We stopped using Slack as a notification inbox and started using it as the place where incident response actually runs. Engineers already live there. Duolingo wired an AI agent to 200+ internal tools and dropped it in Slack; roughly 30% of the company now triages incidents and files tickets without opening separate dashboards. The useful version of this is simple: if you can't act on the work inside the thread, you built a pager, not a workflow.

The 2 a.m. test

PagerDuty pages on-call. Someone manually creates #inc-2026-06-09-api-latency, pastes the alert, @mentions three people. Grafana in one tab, Sentry in another, deploy log in a third. Someone asks "did we ship anything?" and gets an answer eleven minutes later from someone in a different timezone who is asleep.

Mean time to organize was longer than mean time to fix. We got good at scrambling and slow at resolving.

Split illustration contrasting a chaotic pile of dashboard browser tabs with a calm Slack thread showing approve and deny buttons — Old workflow: tabs everywhere. New workflow: one thread, approve or deny, done.

Context cards, not alert spam

The common mistake is forwarding email alerts into #alerts and calling it automation. That channel gets muted in a week.

What works better: Block Kit cards that show up with the alert and let you do something immediately. Last three deploys, error rate, who's on call, and buttons for Acknowledge, Escalate, or Create Zoom. Not a link to Grafana. Not "click here for details."

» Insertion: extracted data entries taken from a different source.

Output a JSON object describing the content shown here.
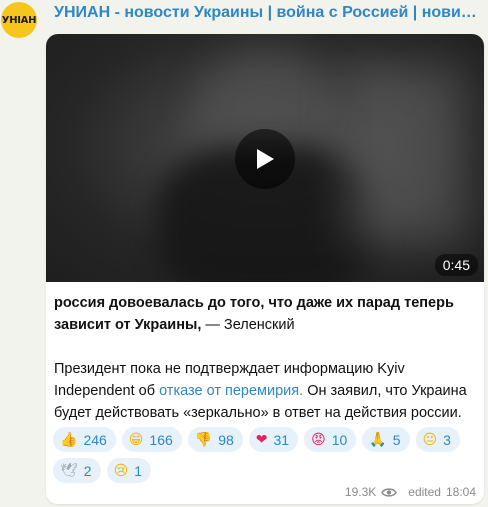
{
  "channel": {
    "avatar_text": "УНІАН",
    "title": "УНИАН - новости Украины | война с Россией | новини України..."
  },
  "video": {
    "duration": "0:45"
  },
  "message": {
    "bold_text": "россия довоевалась до того, что даже их парад теперь зависит от Украины,",
    "attribution": " — Зеленский",
    "para2_before": "Президент пока не подтверждает информацию Kyiv Independent об ",
    "para2_link": "отказе от перемирия.",
    "para2_after": " Он заявил, что Украина будет действовать «зеркально» в ответ на действия россии."
  },
  "reactions": [
    {
      "icon": "thumbs-up-icon",
      "glyph": "👍",
      "count": "246",
      "color": "#f5b400"
    },
    {
      "icon": "grinning-face-icon",
      "glyph": "😁",
      "count": "166",
      "color": "#f5b400"
    },
    {
      "icon": "thumbs-down-icon",
      "glyph": "👎",
      "count": "98",
      "color": "#f5b400"
    },
    {
      "icon": "red-heart-icon",
      "glyph": "❤",
      "count": "31",
      "color": "#e0245e"
    },
    {
      "icon": "angry-face-icon",
      "glyph": "😡",
      "count": "10",
      "color": "#e0245e"
    },
    {
      "icon": "folded-hands-icon",
      "glyph": "🙏",
      "count": "5",
      "color": "#f5b400"
    },
    {
      "icon": "neutral-face-icon",
      "glyph": "😐",
      "count": "3",
      "color": "#f5b400"
    },
    {
      "icon": "dove-icon",
      "glyph": "🕊",
      "count": "2",
      "color": "#9aa7b0"
    },
    {
      "icon": "crying-face-icon",
      "glyph": "😢",
      "count": "1",
      "color": "#f5b400"
    }
  ],
  "footer": {
    "views": "19.3K",
    "edited": "edited",
    "time": "18:04"
  },
  "colors": {
    "accent": "#2e88c5",
    "background": "#f2f3ec",
    "reaction_bg": "#e6f1f9"
  }
}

Duolingo's @DuolingoAI goes further. When PagerDuty fires, the bot checks Sentry and Honeycomb, finds the slow endpoint, suggests mitigations, and names people who know that service. The on-call engineer reviews a draft instead of playing detective.

The /incident command

We copied a pattern that's common in SRE circles: one slash command that sets up the whole response. Run /incident api-latency and the bot creates the channel, invites on-call, links recent deploys, and opens a scratchpad. The parts humans forget at 2 a.m.

incident-command.ts

app.command('/incident', async ({ command, ack, client }) => {
  await ack(); // Slack gives you 3 seconds

  const channel = await client.conversations.create({
    name: `inc-${slugify(command.text)}`,
    is_private: false,
  });

  await Promise.all([
  client.chat.postMessage({
    channel: channel.id!,
    text: `Incident: ${command.text}`,
    blocks: incidentContextCard(command.text),
  }),
  inviteOnCall(channel.id!, 'api-platform'),
  createScratchpad(command.text),
  linkRecentDeploys(channel.id!, 3),
  ]);
});

Acknowledge in under three seconds, do the rest async. Slack times out slow handlers. Users are less forgiving.

Approve before the bot acts

Write operations (PRs, tickets, rollbacks) need a human click. Block Kit Approve/Cancel buttons work well: the bot gathers context and proposes an action, you decide whether to run it.

Duolingo gates every write behind approval, then spins up a sandboxed agent only after someone clicks Approve. Threads stay open for follow-ups. You can have one thread fixing CI and another researching a service at the same time, including from a phone.

What we got wrong

We built a home tab with seventeen buttons. Three of them got 90% of clicks. We deleted the rest. Nobody noticed.

We used the same bot in every channel. That was a mistake. A help-desk bot answering Cursor login questions should not share prompts or tool access with an incident bot posting error rates.

We shipped on demo quality and skipped evals. One good demo is easy. Thousands of queries a week is not. Duolingo runs a benchmark suite on every change. We started doing the same: no eval pass, no ship.

Start small

You don't need 200 MCP servers on day one. Pick #incidents or #alerts. Build one context card with the last deploy, an error link, and an on-call mention. Add one slash command. Measure time-to-organize, not message volume.

Slack won't replace Grafana or Sentry. It can replace the manual glue between those tools and the person who got paged. Channels as processes, threads as sessions, bots as background jobs. The chat app sticks around because nobody uninstalls it.